Apakah BERA termasuk koin yang aman buat pemula?
Kurang cocok. BERA adalah token baru (launching Februari 2025) dengan volatilitas tinggi. Sistem tiga token-nya juga rumit dipahami pemula. Kalau Sobat Kripto baru kenal crypto, mulai dari Bitcoin atau Ethereum dulu.

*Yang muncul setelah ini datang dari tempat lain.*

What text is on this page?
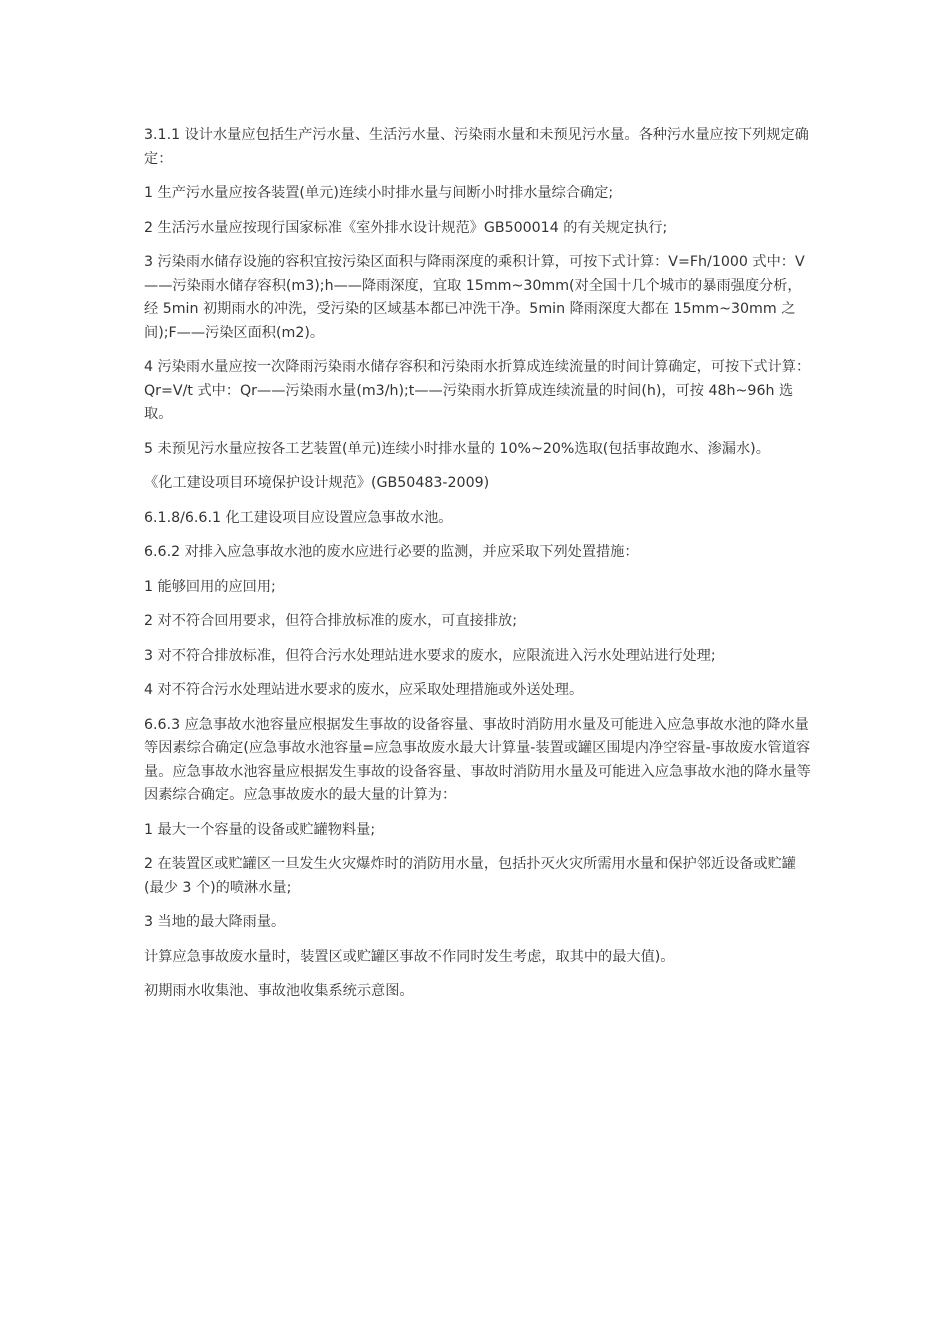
3.1.1 设计水量应包括生产污水量、生活污水量、污染雨水量和未预见污水量。各种污水量应按下列规定确定：

1 生产污水量应按各装置(单元)连续小时排水量与间断小时排水量综合确定;

2 生活污水量应按现行国家标准《室外排水设计规范》GB500014 的有关规定执行;

3 污染雨水储存设施的容积宜按污染区面积与降雨深度的乘积计算，可按下式计算：V=Fh/1000 式中：V——污染雨水储存容积(m3);h——降雨深度，宜取 15mm~30mm(对全国十几个城市的暴雨强度分析，经 5min 初期雨水的冲洗，受污染的区域基本都已冲洗干净。5min 降雨深度大都在 15mm~30mm 之间);F——污染区面积(m2)。

4 污染雨水量应按一次降雨污染雨水储存容积和污染雨水折算成连续流量的时间计算确定，可按下式计算：Qr=V/t 式中：Qr——污染雨水量(m3/h);t——污染雨水折算成连续流量的时间(h)，可按 48h~96h 选取。

5 未预见污水量应按各工艺装置(单元)连续小时排水量的 10%~20%选取(包括事故跑水、渗漏水)。

《化工建设项目环境保护设计规范》(GB50483-2009)

6.1.8/6.6.1 化工建设项目应设置应急事故水池。

6.6.2 对排入应急事故水池的废水应进行必要的监测，并应采取下列处置措施：

1 能够回用的应回用;

2 对不符合回用要求，但符合排放标准的废水，可直接排放;

3 对不符合排放标准，但符合污水处理站进水要求的废水，应限流进入污水处理站进行处理;

4 对不符合污水处理站进水要求的废水，应采取处理措施或外送处理。

6.6.3 应急事故水池容量应根据发生事故的设备容量、事故时消防用水量及可能进入应急事故水池的降水量等因素综合确定(应急事故水池容量=应急事故废水最大计算量-装置或罐区围堤内净空容量-事故废水管道容量。应急事故水池容量应根据发生事故的设备容量、事故时消防用水量及可能进入应急事故水池的降水量等因素综合确定。应急事故废水的最大量的计算为：

1 最大一个容量的设备或贮罐物料量;

2 在装置区或贮罐区一旦发生火灾爆炸时的消防用水量，包括扑灭火灾所需用水量和保护邻近设备或贮罐(最少 3 个)的喷淋水量;

3 当地的最大降雨量。

计算应急事故废水量时，装置区或贮罐区事故不作同时发生考虑，取其中的最大值)。

初期雨水收集池、事故池收集系统示意图。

Berachain bisa dipakai untuk apa saja?
Sama seperti Ethereum: DeFi (DEX, lending, derivatives), NFT, GameFi, dan banyak aplikasi terdesentralisasi lainnya. Ekosistem masih lebih kecil, tapi growth-nya cepat. Beberapa protokol DeFi unik (seperti yang exploit mekanisme PoL) hanya ada di Berachain.
Bagaimana cara dapat BGT?
BGT tidak bisa dibeli di exchange. Cara mendapat BGT: sediakan likuiditas (LP) di pool yang disetujui Berachain, lalu kamu akan menerima emisi BGT secara periodik. Banyak validator dan farmer pakai strategi ini untuk akumulasi governance power.
Sumber
- Berachain Mainnet Launch - Blockworks(akses 24 Mei 2026)
- Berachain Documentation - Proof of Liquidity(akses 24 Mei 2026)
- What is Berachain - Decrypt(akses 24 Mei 2026)
Konten ini hanya untuk tujuan informasi dan bukan rekomendasi investasi. Aset kripto memiliki risiko tinggi termasuk kerugian total modal. Lakukan riset mandiri dan konsultasikan dengan penasihat keuangan terdaftar sebelum mengambil keputusan investasi.